If the taxpayer’s case depends on saying the property was uninhabitable or not suitable for use as a dwelling, the recent case law matters a great deal. Following Amarjeet and Tajinder Mudan v The Commissioners for HMRC [2025] EWCA Civ 799, the threshold is relatively high. Serious disrepair, missing items, inconvenience, or the need for renovation may not be enough. The condition must be such that the building genuinely fails the legal standard for suitability as a dwelling at the effective date.
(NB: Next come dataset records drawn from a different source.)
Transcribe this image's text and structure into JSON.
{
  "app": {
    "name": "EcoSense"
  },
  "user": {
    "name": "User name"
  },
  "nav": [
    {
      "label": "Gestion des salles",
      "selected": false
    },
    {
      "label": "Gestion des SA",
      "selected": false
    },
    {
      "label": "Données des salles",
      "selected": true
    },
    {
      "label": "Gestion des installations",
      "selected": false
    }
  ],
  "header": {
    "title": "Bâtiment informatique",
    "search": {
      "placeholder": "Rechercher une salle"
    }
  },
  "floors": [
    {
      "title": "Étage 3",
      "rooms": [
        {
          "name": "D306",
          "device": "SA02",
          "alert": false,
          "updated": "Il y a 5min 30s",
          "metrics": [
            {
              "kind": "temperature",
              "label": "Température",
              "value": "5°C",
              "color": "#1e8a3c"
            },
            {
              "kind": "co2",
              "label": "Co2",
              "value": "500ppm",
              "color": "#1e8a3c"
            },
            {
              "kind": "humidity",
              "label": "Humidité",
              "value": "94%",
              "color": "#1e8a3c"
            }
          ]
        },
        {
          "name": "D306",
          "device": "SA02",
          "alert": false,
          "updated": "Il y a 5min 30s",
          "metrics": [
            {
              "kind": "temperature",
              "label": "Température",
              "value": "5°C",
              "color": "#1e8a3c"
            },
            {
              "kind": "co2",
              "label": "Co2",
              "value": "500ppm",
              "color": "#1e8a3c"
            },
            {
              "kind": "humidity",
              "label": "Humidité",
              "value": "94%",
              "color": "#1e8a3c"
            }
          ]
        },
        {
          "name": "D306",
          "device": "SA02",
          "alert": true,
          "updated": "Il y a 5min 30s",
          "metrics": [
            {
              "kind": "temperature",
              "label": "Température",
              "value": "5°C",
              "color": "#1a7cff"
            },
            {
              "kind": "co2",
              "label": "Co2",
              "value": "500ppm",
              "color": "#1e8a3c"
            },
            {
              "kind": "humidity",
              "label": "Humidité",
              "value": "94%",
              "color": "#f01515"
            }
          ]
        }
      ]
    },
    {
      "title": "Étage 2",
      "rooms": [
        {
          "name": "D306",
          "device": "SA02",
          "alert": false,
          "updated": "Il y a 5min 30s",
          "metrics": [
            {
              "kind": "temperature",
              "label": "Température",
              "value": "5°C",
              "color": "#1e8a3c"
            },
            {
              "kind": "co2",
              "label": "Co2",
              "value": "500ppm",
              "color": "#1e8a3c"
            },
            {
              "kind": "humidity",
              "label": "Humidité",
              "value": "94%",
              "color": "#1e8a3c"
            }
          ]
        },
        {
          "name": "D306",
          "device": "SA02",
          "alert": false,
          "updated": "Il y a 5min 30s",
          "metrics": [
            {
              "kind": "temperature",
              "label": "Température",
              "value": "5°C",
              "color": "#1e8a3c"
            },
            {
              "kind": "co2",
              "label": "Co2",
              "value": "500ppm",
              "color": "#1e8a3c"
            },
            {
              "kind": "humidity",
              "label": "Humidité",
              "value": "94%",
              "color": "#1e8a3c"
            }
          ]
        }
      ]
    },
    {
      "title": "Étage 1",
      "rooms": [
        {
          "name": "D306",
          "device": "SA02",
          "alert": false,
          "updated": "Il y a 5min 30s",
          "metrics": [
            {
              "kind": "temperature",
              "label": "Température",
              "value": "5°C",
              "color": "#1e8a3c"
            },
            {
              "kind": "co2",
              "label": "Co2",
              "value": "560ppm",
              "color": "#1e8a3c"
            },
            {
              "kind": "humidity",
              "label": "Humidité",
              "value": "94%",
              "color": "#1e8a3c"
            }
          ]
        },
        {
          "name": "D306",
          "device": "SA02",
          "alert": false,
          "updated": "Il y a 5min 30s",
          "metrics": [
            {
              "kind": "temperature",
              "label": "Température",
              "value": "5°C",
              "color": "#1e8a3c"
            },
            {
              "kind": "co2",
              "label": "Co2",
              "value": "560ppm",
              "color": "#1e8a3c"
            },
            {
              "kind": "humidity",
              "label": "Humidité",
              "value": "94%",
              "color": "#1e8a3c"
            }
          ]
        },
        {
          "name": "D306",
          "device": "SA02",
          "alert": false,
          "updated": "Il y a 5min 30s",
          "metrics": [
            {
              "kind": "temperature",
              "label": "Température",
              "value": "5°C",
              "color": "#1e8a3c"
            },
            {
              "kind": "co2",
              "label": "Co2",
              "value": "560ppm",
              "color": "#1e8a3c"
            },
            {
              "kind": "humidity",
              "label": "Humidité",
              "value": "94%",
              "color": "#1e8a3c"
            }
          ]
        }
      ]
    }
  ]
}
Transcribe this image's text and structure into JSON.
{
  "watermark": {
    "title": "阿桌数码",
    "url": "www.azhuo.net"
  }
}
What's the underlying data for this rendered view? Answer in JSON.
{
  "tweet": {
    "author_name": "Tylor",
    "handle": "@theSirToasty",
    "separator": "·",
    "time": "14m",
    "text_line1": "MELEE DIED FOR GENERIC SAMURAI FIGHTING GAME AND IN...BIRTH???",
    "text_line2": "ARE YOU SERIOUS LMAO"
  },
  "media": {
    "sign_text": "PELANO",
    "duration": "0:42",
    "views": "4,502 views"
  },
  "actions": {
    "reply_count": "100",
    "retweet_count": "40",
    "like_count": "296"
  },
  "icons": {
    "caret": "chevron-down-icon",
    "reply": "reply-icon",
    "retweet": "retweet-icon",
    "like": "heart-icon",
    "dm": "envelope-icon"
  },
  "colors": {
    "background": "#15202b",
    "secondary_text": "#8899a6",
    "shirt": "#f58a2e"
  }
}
That means any review request should be evidence-led. Photographs, survey evidence, contractor reports, completion documents and contemporaneous records will matter far more than general assertions.
Outcome
The practical conclusion is usually as follows:
- the taxpayer can likely seek a review of the LTT tax decision now, if that decision has already been made;
- the taxpayer cannot usually appeal the penalty yet if no penalty notice has been issued;
- late payment interest is generally not separately appealable because it arises statutorily under s157 TCMA 2016; and
- if the underlying argument is based on the property being uninhabitable, the taxpayer should proceed carefully because Amarjeet and Tajinder Mudan v The Commissioners for HMRC [2025] EWCA Civ 799 sets a relatively demanding threshold.
So, in most cases, the best course is to protect the review position on the tax decision now rather than waiting, unless the timing clearly allows both tax and penalty to be dealt with together without risk.
Practical Steps
- Read the Welsh Revenue Authority letter closely and identify each separate decision: tax, penalty, and interest.
- Check whether a formal penalty notice has actually been issued. If not, note that there is probably no appealable penalty decision yet.
- Check the deadline for requesting a review of the tax decision. Do not let that deadline expire while waiting for a penalty notice.
- If necessary, write to the Welsh Revenue Authority confirming that you want a review of the tax decision now.
- If you also want to challenge a penalty, say that you will address that once the penalty notice is issued, unless the authority prefers to issue it first and review both matters together.
- Do not spend time arguing that late payment interest should simply be waived on fairness grounds. Focus instead on whether the underlying tax decision is wrong, because that is the route that may reduce the interest.
- If your case depends on the property being not suitable for use as a dwelling, gather strong contemporaneous evidence and assess it against the stricter approach in Amarjeet and Tajinder Mudan v The Commissioners for HMRC [2025] EWCA Civ 799.
- Keep copies of all correspondence and make sure any review request clearly states the decision being challenged and the reasons why.
Conclusion
Where the Welsh Revenue Authority has not yet issued a penalty notice, the taxpayer will usually need to separate the tax dispute from the penalty issue. A review of the tax decision may be available now, but the penalty challenge may need to wait until a formal notice is issued. Late payment interest is generally statutory and not separately appealable. If the case turns on whether the property was uninhabitable, the current legal threshold is relatively high after Amarjeet and Tajinder Mudan v The Commissioners for HMRC [2025] EWCA Civ 799.
Legal References Used
- Tax Collection and Management (Wales) Act 2016, s157
- Tax Collection and Management (Wales) Act 2016, s172
- Land Transaction Tax and Anti-avoidance of Devolved Taxes (Wales) Act 2017
- Amarjeet and Tajinder Mudan v The Commissioners for HMRC [2025] EWCA Civ 799
This page was last updated on 22 March 2026.